Sartre ve Biz…
Özdemir İnce
(Aşağıdaki metin, Özdemir İnce’nin, Cumhuriyet gazetesinin 19 Nisan 2019 tarihli sayısında yayımlanan yazısından alınmış, tarafımızdan yukarıdaki başlık altında aktarılmıştır.)

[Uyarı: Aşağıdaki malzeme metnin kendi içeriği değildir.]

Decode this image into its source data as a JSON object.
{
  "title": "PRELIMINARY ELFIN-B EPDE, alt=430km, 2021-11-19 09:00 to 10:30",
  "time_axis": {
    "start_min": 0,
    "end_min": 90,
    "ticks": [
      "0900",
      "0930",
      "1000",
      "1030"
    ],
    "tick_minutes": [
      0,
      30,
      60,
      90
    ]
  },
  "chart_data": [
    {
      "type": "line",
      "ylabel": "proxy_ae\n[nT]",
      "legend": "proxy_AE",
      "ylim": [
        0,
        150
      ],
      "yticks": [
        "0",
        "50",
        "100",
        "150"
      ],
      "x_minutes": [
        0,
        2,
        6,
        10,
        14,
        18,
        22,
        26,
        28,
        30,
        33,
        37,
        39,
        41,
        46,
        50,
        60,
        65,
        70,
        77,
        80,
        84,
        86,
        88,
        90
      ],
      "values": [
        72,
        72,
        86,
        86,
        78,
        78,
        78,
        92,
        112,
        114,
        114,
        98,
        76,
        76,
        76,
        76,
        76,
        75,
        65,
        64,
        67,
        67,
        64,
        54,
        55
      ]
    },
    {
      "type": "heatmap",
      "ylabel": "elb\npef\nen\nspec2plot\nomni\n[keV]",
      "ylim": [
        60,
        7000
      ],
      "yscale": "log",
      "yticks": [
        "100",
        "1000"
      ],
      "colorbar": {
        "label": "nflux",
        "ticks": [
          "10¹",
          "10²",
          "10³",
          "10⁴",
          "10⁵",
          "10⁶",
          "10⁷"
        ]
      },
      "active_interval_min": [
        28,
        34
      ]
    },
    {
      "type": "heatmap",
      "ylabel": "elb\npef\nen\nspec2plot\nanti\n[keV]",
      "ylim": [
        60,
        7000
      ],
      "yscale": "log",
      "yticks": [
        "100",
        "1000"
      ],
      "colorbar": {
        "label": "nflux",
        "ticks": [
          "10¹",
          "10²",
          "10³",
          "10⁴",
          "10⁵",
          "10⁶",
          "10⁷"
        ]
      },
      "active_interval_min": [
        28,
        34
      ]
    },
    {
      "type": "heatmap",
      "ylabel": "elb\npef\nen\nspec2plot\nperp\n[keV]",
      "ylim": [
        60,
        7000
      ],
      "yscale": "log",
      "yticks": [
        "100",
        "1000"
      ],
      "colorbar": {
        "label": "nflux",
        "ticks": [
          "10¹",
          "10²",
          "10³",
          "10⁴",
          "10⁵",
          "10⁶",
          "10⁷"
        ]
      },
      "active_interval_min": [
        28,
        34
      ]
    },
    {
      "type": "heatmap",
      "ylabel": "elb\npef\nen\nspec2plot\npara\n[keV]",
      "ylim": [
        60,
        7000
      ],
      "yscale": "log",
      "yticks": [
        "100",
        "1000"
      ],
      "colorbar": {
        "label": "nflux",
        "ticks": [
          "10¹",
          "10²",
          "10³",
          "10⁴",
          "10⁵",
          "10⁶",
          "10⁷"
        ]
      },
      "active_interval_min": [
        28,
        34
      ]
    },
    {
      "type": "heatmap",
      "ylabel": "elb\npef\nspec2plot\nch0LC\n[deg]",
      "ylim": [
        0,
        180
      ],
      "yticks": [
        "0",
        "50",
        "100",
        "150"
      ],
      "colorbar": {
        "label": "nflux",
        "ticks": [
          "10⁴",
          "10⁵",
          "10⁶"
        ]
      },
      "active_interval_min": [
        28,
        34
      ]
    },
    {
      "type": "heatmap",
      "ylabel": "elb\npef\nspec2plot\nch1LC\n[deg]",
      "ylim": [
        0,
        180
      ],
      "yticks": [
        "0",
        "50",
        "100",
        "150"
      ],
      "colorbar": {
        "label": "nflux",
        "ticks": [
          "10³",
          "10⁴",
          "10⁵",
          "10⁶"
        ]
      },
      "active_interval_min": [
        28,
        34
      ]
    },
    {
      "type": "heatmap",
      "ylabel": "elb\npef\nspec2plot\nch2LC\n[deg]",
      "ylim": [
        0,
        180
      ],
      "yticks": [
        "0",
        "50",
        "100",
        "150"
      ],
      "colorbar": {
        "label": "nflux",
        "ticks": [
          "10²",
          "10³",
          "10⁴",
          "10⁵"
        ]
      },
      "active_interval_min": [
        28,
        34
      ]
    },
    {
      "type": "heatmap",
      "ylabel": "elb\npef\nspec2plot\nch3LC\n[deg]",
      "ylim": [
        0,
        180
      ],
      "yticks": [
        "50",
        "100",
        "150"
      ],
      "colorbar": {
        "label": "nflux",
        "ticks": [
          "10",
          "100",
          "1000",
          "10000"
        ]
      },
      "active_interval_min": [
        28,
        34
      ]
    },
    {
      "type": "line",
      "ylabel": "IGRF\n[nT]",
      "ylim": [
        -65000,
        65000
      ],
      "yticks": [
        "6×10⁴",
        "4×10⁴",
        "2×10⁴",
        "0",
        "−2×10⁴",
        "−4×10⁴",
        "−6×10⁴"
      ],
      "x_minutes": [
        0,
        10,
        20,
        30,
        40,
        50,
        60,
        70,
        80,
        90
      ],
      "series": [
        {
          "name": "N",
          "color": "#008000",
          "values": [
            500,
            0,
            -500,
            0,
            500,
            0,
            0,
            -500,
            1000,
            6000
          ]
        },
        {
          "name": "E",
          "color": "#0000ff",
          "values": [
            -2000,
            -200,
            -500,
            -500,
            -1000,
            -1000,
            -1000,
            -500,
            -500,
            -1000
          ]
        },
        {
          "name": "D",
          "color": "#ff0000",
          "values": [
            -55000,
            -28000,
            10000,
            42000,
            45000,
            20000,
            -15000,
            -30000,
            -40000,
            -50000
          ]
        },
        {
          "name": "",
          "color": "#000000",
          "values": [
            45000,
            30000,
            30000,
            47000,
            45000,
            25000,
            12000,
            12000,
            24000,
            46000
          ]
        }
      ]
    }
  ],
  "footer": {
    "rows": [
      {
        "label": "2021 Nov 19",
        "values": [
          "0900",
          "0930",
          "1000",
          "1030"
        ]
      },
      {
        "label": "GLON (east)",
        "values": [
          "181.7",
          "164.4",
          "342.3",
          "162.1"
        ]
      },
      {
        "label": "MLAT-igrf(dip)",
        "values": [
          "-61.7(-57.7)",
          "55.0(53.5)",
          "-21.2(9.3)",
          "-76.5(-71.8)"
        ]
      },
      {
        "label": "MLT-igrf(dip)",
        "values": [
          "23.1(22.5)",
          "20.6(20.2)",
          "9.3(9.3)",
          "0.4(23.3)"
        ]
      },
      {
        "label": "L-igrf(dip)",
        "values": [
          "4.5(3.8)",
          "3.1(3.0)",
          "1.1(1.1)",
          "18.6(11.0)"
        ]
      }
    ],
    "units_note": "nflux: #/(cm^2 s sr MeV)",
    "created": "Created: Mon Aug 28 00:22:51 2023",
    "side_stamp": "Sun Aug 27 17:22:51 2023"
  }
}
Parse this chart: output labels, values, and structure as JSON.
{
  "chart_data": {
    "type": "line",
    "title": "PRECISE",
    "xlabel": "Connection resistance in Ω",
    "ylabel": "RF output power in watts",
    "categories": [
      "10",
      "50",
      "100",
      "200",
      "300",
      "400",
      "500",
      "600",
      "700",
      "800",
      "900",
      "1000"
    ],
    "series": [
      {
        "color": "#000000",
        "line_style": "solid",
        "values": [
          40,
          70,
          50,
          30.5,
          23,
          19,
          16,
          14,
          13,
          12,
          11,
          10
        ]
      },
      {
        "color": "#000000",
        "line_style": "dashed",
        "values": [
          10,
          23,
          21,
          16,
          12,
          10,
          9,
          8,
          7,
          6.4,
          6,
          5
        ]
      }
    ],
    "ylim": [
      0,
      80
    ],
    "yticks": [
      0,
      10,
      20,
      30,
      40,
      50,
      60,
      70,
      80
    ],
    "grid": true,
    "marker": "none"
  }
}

“Bir zamanlar yazarların, şairlerin ‘moda’ olması üzerine bir soru sormuşlardı. Ben de ‘Moda olan demode olur’ diye cevap vermiştim. Adım, ilk olarak 1953 yılında Adana’da ancak bir sayı yayımlanan ‘Yağmur’ dergisinde yer almıştı. 66 yıl olmuş. Bunca yıldır, ne yapmalıyım, ne yazmalıyım diye düşünüp duruyorum. Benim ve birçok şair ve edebiyat yazarının kendine sorduğu bu soruyu, hâlâ yayımlanmakta olan ‘Les Temps Modernes’ dergisinin ilk sayısı (1 Ekim 1945) için yazdığı ‘Sunu’ makalesinde Jean-Paul Sartre yanıtlamıştı. Arkadaşım İsmet Birkan’ın çevirdiği, Varlık dergisinin Aralık 1994 sayısında yayımlanan ‘Sunu’ yazısının küçük bir bölümünü ilginize sunuyorum:
“‘Yazarın elinde çağından kaçmak için hiçbir olanak bulunmadığına göre, kaçmaya kalkışacak yerde onu sımsıkı kucaklamasını istiyoruz; çağı onun tek şansıdır: ikisi de birbiri için yaratılmışlardır. Balzac’ın 48 günleri (23-26 Haziran 1848) karşısındaki kayıtsızlığına, Flaubert’in Komün olayı karşısındaki korkulu anlayışsızlığına, ‘yazık olmuş!’ diyoruz; ama onlar için yazık olmuş: Önlerine çok büyük bir fırsat çıkmış, ama onlar bunu bir daha yakalayamamak üzere kaçırmışlar. Biz ise çağımızın hiçbir şeyini kaçırmak istemiyoruz. Belki daha güzel çağlar vardır, ama bizimki budur; bu savaşın, belki de bu devrimin içinde, bu hayat verilmiştir bize, yaşanmak üzere. Sakın bundan, bir tür ‘halkçılık’ (Popülizm) havariliği yaptığımız sonucu çıkarılmasın; tam tersini savunuyoruz. Halkçılık, son gerçekçilerin yaşlılıklarında doğmuş zavallı, güçsüz çocuğudur ve bu haliyle o da bir ‘oyundan kaçma’ denemesidir. Biz ise, tam tersine, oyundan kaçılamayacağına inanıyoruz. Dilsiz olsak, taş parçaları gibi sessiz dursak bile, bu eylemsizliğimiz gene de bir eylem olurdu. Hayatını Hititler üzerine romanlar yazmakla geçiren bir adam, tutum almaktan böyle kaçınmasıyla, gene de bir tutum almış olurdu. Yazar çağının içinde, bir duruma yerleşmiş olarak yer alır: Her sözün yankıları vardır, elbette her sessizliğin de… Ben Flaubert ile Goncourtları, Komün’ün (1871) ardından gelen kanlı cezalandırma dalgasından sorumlu tutarım, çünkü bunun engellenmesi yönünde bir satır bile yazmamışlardır. Bu onların işi değildi, denecek. Calas davası (Haksız yere idam edilen Protestan) Voltaire’in işi miydi? Dreyfus’un mahkumiyeti Zola’nın işi miydi? Ya da Kongo’nun yönetimi Gide’in işi miydi? Bu yazarların her biri, yaşamının özel bir anında, kendi yazar sorumluluğunu, doğru olarak değerlendirmiştir. Alman işgali de bize kendi sorumluluğumuzu öğretti. Mademki yalnız varlığımızla, varoluşumuzla bile çağımız üzerine etkide bulunuyoruz, öyleyse bu etki bilerek ve isteyerek yapılacaktır diyoruz. Burada bir noktaya açıklık getirmek gerek: Bir yazarın, kendi gücü ve yeteneğinin elverdiği ölçüde, geleceği hazırlamak kaygısıyla hareket etmesi az rastlanır bir durum değildir. Fakat, belirsiz, bulanık, kavramsal bir gelecek var ki, tüm insanlığı ilgilendiriyor ve hakkında da fazla aydınlanmış sayılmayız: Tarihin sonu var mı? Güneş bir gün sönecek mi? 3000 yılında sosyalist rejimlerde insanın durumu nasıl olacak? gibi…’”
(Yukarıdaki metin, Özdemir İnce’nin, Cumhuriyet gazetesinin 19 Nisan 2019 tarihli sayısında yayımlanan yazısından alınmış, yazarın ve gazetenin hoşgörüsüne sığınılarak tarafımızdan yukarıdaki başlıkla aktarılmıştır.)